Today I drive all over the country to exhibit my artwork and take thousands of photographs from the window of my speeding van. Those shots serve as blurred reminders of the feeling and atmosphere of a particular moment and capture my fleeting connection to the location. I pan through those images on my computer the night before I go to the studio. Once at work painting, I listen to some good jazz and let my memories and intuition guide the work.

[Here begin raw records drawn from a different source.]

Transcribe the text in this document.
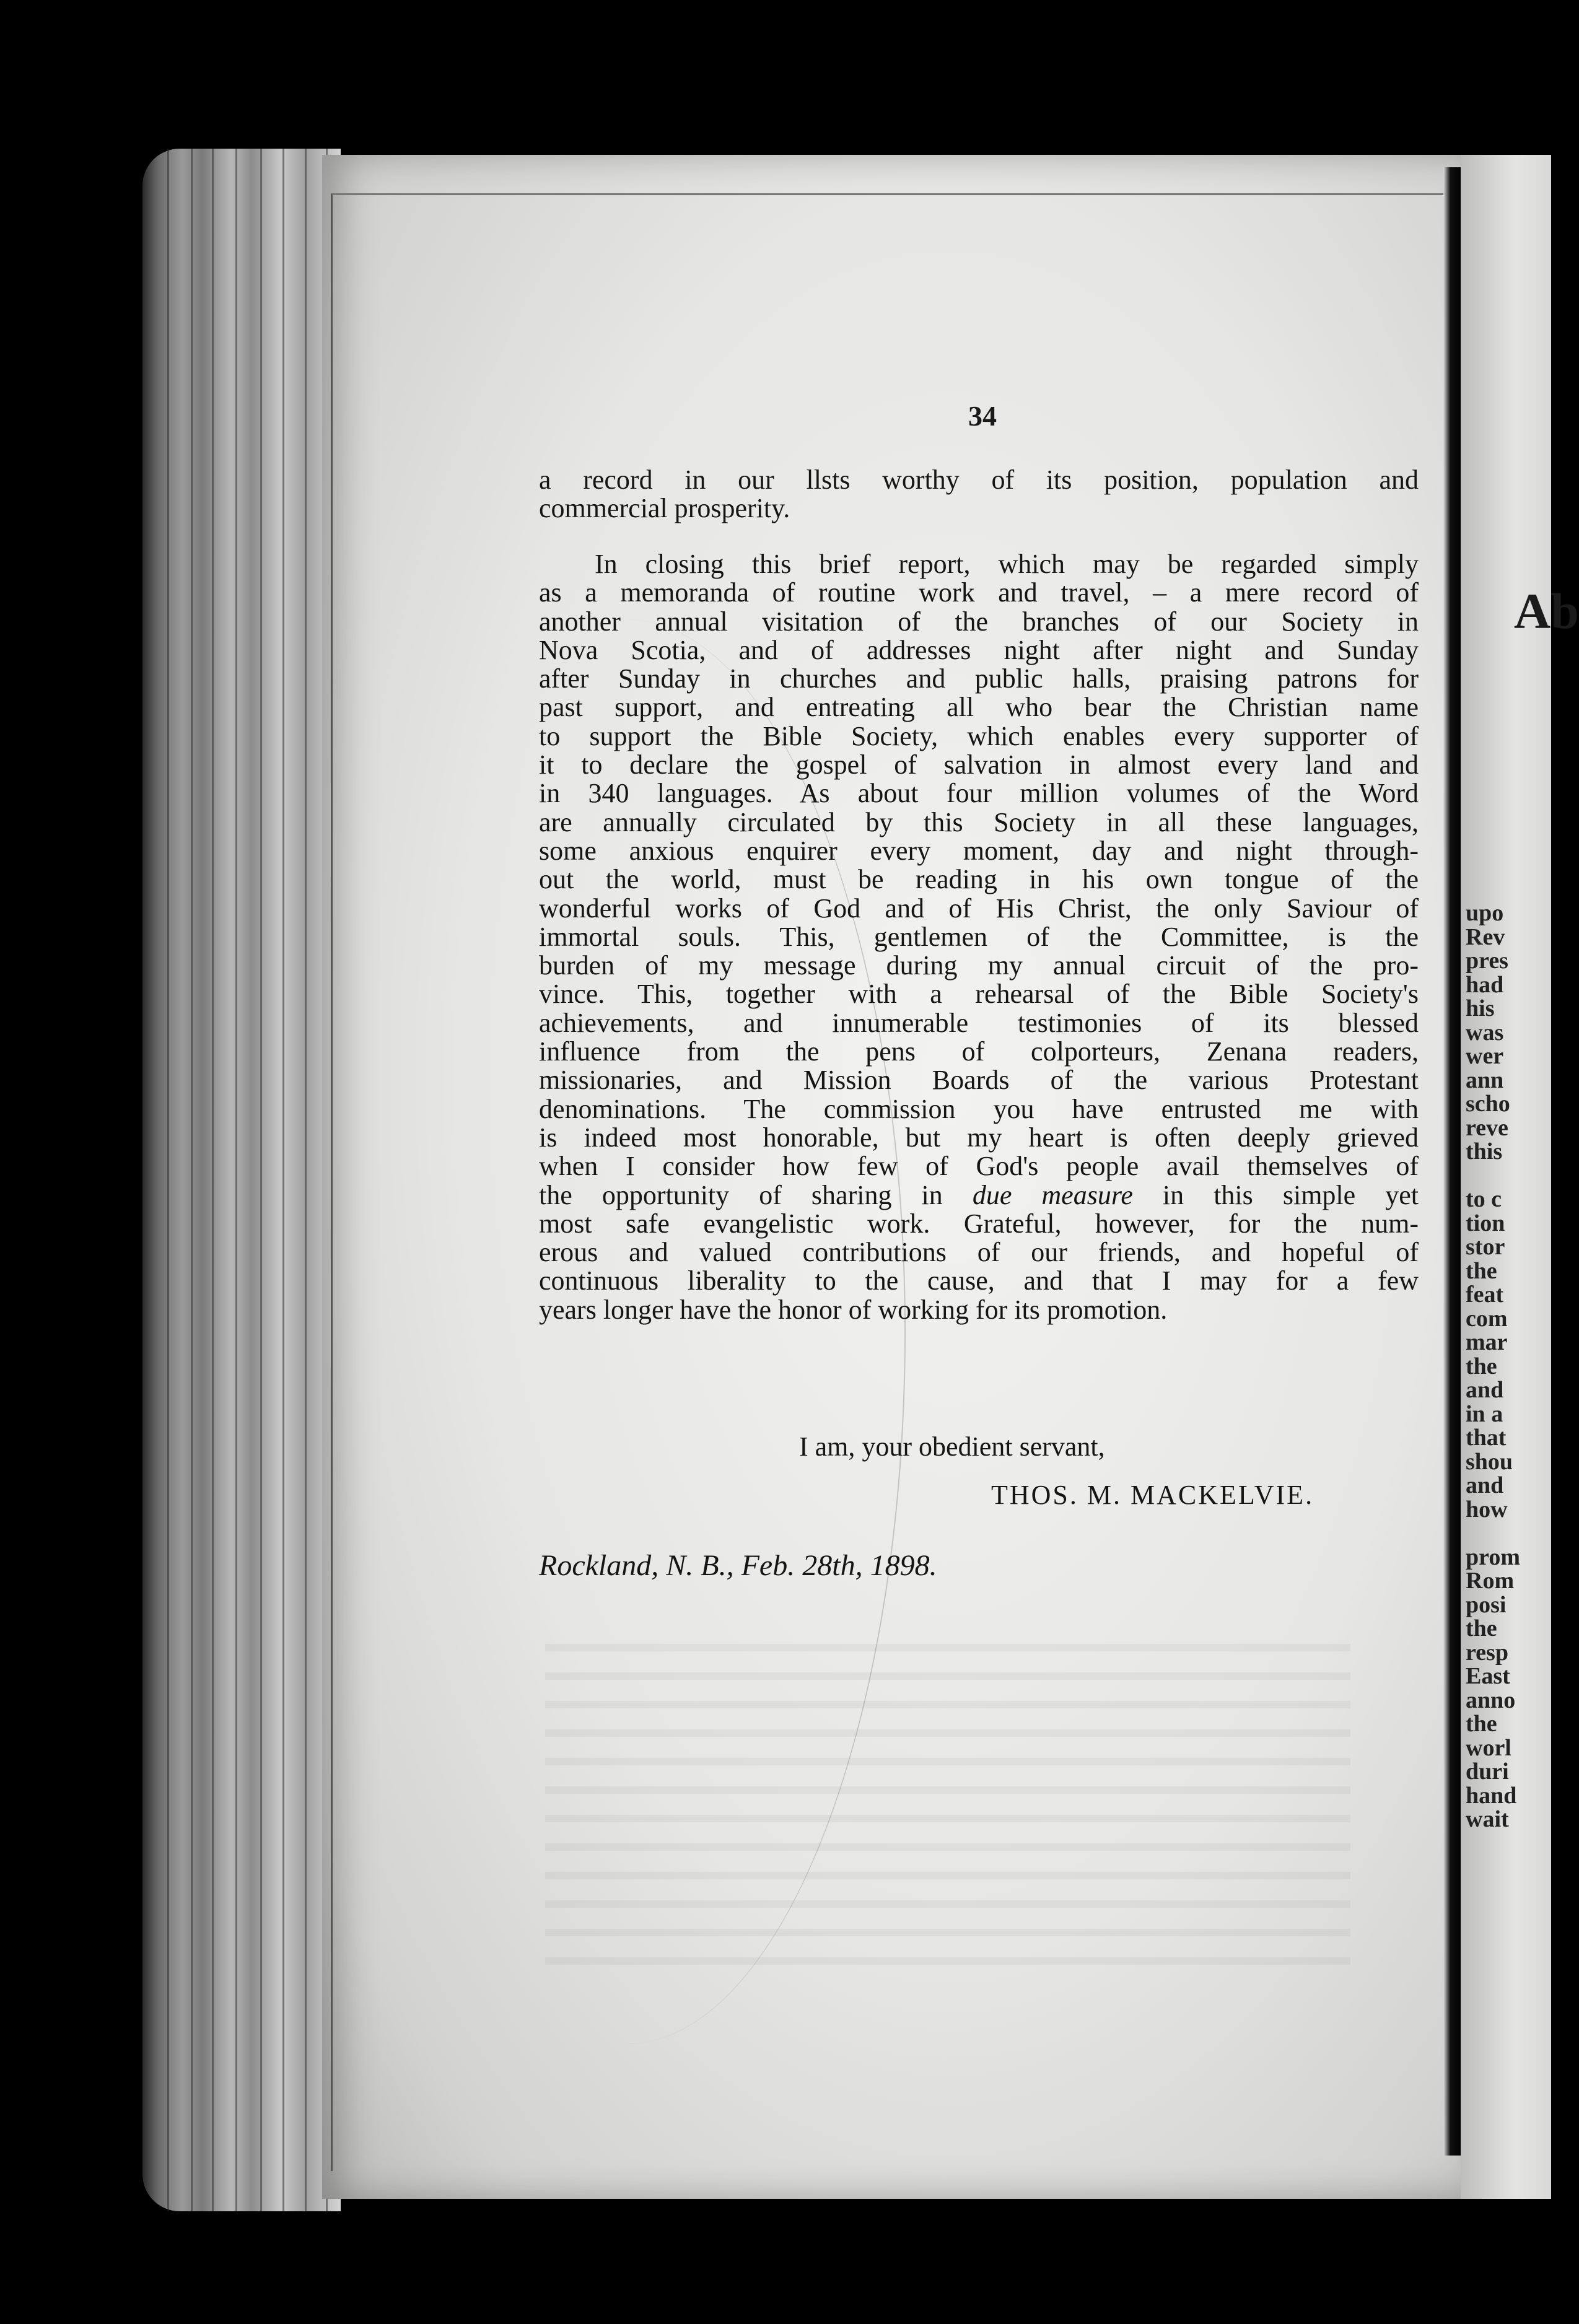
34
a record in our llsts worthy of its position, population and
commercial prosperity.
In closing this brief report, which may be regarded simply
as a memoranda of routine work and travel, – a mere record of
another annual visitation of the branches of our Society in
Nova Scotia, and of addresses night after night and Sunday
after Sunday in churches and public halls, praising patrons for
past support, and entreating all who bear the Christian name
to support the Bible Society, which enables every supporter of
it to declare the gospel of salvation in almost every land and
in 340 languages. As about four million volumes of the Word
are annually circulated by this Society in all these languages,
some anxious enquirer every moment, day and night through-
out the world, must be reading in his own tongue of the
wonderful works of God and of His Christ, the only Saviour of
immortal souls. This, gentlemen of the Committee, is the
burden of my message during my annual circuit of the pro-
vince. This, together with a rehearsal of the Bible Society's
achievements, and innumerable testimonies of its blessed
influence from the pens of colporteurs, Zenana readers,
missionaries, and Mission Boards of the various Protestant
denominations. The commission you have entrusted me with
is indeed most honorable, but my heart is often deeply grieved
when I consider how few of God's people avail themselves of
the opportunity of sharing in due measure in this simple yet
most safe evangelistic work. Grateful, however, for the num-
erous and valued contributions of our friends, and hopeful of
continuous liberality to the cause, and that I may for a few
years longer have the honor of working for its promotion.
I am, your obedient servant,
THOS. M. MACKELVIE.
Rockland, N. B., Feb. 28th, 1898.
Ab
upo
Rev
pres
had
his
was
wer
ann
scho
reve
this

to c
tion
stor
the
feat
com
mar
the
and
in a
that
shou
and
how

prom
Rom
posi
the
resp
East
anno
the
worl
duri
hand
wait
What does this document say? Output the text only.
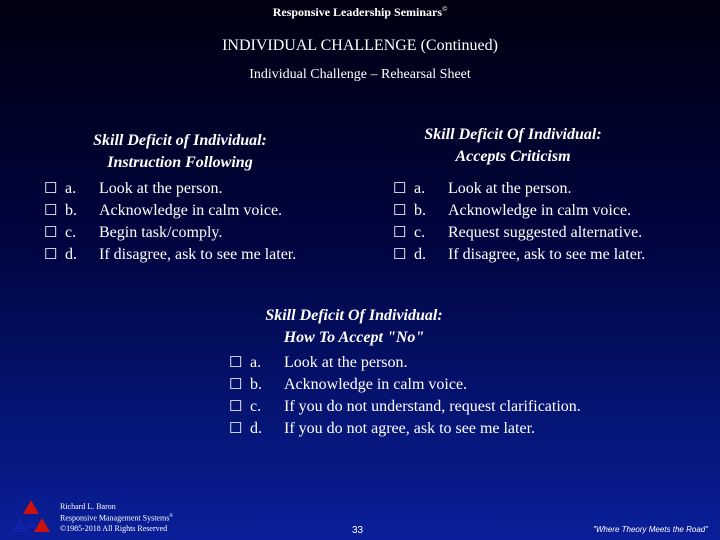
Responsive Leadership Seminars©
INDIVIDUAL CHALLENGE (Continued)
Individual Challenge – Rehearsal Sheet
Skill Deficit of Individual:
Instruction Following
☐ a.	Look at the person.
☐ b.	Acknowledge in calm voice.
☐ c.	Begin task/comply.
☐ d.	If disagree, ask to see me later.
Skill Deficit Of Individual:
Accepts Criticism
☐ a.	Look at the person.
☐ b.	Acknowledge in calm voice.
☐ c.	Request suggested alternative.
☐ d.	If disagree, ask to see me later.
Skill Deficit Of Individual:
How To Accept "No"
☐ a.	Look at the person.
☐ b.	Acknowledge in calm voice.
☐ c.	If you do not understand, request clarification.
☐ d.	If you do not agree, ask to see me later.
Richard L. Baron
Responsive Management Systems®
©1985-2018 All Rights Reserved	33	"Where Theory Meets the Road"
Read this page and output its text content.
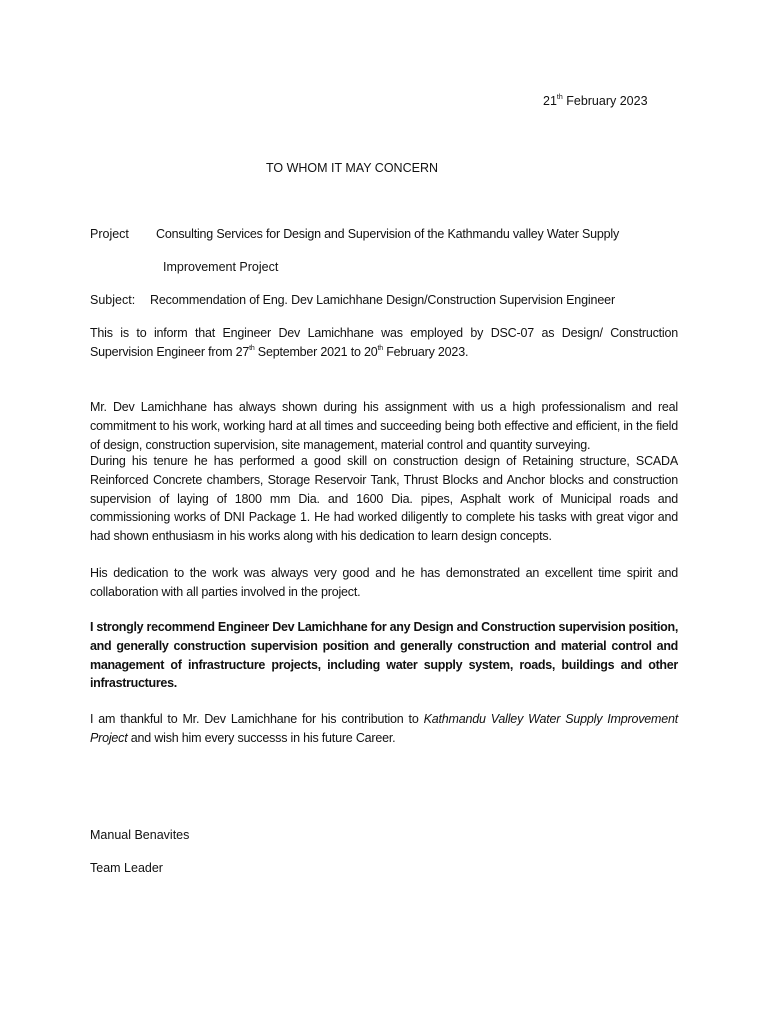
21th February 2023
TO WHOM IT MAY CONCERN
Project Consulting Services for Design and Supervision of the Kathmandu valley Water Supply
Improvement Project
Subject: Recommendation of Eng. Dev Lamichhane Design/Construction Supervision Engineer
This is to inform that Engineer Dev Lamichhane was employed by DSC-07 as Design/ Construction Supervision Engineer from 27th September 2021 to 20th February 2023.
Mr. Dev Lamichhane has always shown during his assignment with us a high professionalism and real commitment to his work, working hard at all times and succeeding being both effective and efficient, in the field of design, construction supervision, site management, material control and quantity surveying.
During his tenure he has performed a good skill on construction design of Retaining structure, SCADA Reinforced Concrete chambers, Storage Reservoir Tank, Thrust Blocks and Anchor blocks and construction supervision of laying of 1800 mm Dia. and 1600 Dia. pipes, Asphalt work of Municipal roads and commissioning works of DNI Package 1. He had worked diligently to complete his tasks with great vigor and had shown enthusiasm in his works along with his dedication to learn design concepts.
His dedication to the work was always very good and he has demonstrated an excellent time spirit and collaboration with all parties involved in the project.
I strongly recommend Engineer Dev Lamichhane for any Design and Construction supervision position, and generally construction supervision position and generally construction and material control and management of infrastructure projects, including water supply system, roads, buildings and other infrastructures.
I am thankful to Mr. Dev Lamichhane for his contribution to Kathmandu Valley Water Supply Improvement Project and wish him every successs in his future Career.
Manual Benavites
Team Leader
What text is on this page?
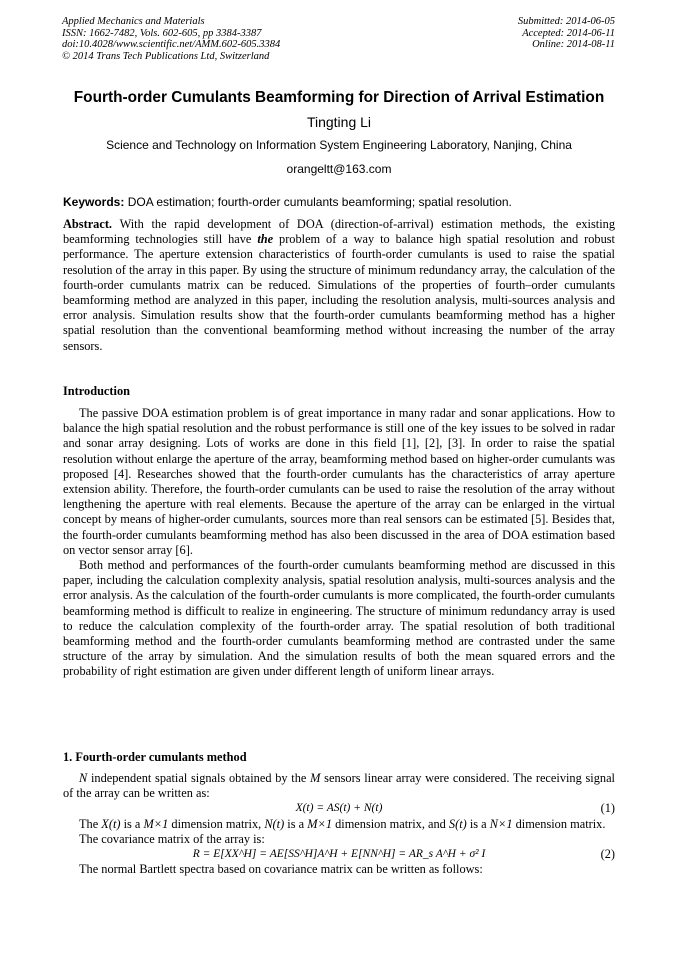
Applied Mechanics and Materials
ISSN: 1662-7482, Vols. 602-605, pp 3384-3387
doi:10.4028/www.scientific.net/AMM.602-605.3384
© 2014 Trans Tech Publications Ltd, Switzerland
Submitted: 2014-06-05
Accepted: 2014-06-11
Online: 2014-08-11
Fourth-order Cumulants Beamforming for Direction of Arrival Estimation
Tingting Li
Science and Technology on Information System Engineering Laboratory, Nanjing, China
orangeltt@163.com
Keywords: DOA estimation; fourth-order cumulants beamforming; spatial resolution.

Abstract. With the rapid development of DOA (direction-of-arrival) estimation methods, the existing beamforming technologies still have the problem of a way to balance high spatial resolution and robust performance. The aperture extension characteristics of fourth-order cumulants is used to raise the spatial resolution of the array in this paper. By using the structure of minimum redundancy array, the calculation of the fourth-order cumulants matrix can be reduced. Simulations of the properties of fourth–order cumulants beamforming method are analyzed in this paper, including the resolution analysis, multi-sources analysis and error analysis. Simulation results show that the fourth-order cumulants beamforming method has a higher spatial resolution than the conventional beamforming method without increasing the number of the array sensors.

Introduction

The passive DOA estimation problem is of great importance in many radar and sonar applications. How to balance the high spatial resolution and the robust performance is still one of the key issues to be solved in radar and sonar array designing. Lots of works are done in this field [1], [2], [3]. In order to raise the spatial resolution without enlarge the aperture of the array, beamforming method based on higher-order cumulants was proposed [4]. Researches showed that the fourth-order cumulants has the characteristics of array aperture extension ability. Therefore, the fourth-order cumulants can be used to raise the resolution of the array without lengthening the aperture with real elements. Because the aperture of the array can be enlarged in the virtual concept by means of higher-order cumulants, sources more than real sensors can be estimated [5]. Besides that, the fourth-order cumulants beamforming method has also been discussed in the area of DOA estimation based on vector sensor array [6].

Both method and performances of the fourth-order cumulants beamforming method are discussed in this paper, including the calculation complexity analysis, spatial resolution analysis, multi-sources analysis and the error analysis. As the calculation of the fourth-order cumulants is more complicated, the fourth-order cumulants beamforming method is difficult to realize in engineering. The structure of minimum redundancy array is used to reduce the calculation complexity of the fourth-order array. The spatial resolution of both traditional beamforming method and the fourth-order cumulants beamforming method are contrasted under the same structure of the array by simulation. And the simulation results of both the mean squared errors and the probability of right estimation are given under different length of uniform linear arrays.

1. Fourth-order cumulants method

N independent spatial signals obtained by the M sensors linear array were considered. The receiving signal of the array can be written as:

X(t) = AS(t) + N(t)	(1)

The X(t) is a M×1 dimension matrix, N(t) is a M×1 dimension matrix, and S(t) is a N×1 dimension matrix.

The covariance matrix of the array is:

R = E[XX^H] = AE[SS^H]A^H + E[NN^H] = AR_s A^H + σ² I	(2)

The normal Bartlett spectra based on covariance matrix can be written as follows:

The malleable nature of fine art printmaking is the most effective and beautiful medium for my expressions and I have focused on innovative work with monotypes, which are made using a combination of painting and printmaking techniques. I use palette knives to paint with oil-based printing inks on Mylar then blend the inks with rubber rollers of various sizes to create the soft color blends. When I am satisfied with the image I place a 100% cotton printmaking paper on the ink painting, lay them sandwiched together on the flat bed of an etching press and roll the press bed under the pressure cylinder. The wet ink painting is transferred to the paper. I am continually enchanted by that moment when I pull the paper from the inked plate to see how my image has magically transformed under the extreme pressures of the press. Only one transfer can be made from the painting. Unlike other printmaking processes that have a permanent matrix allowing for multiple pieces to be printed, only one original monotype can be created.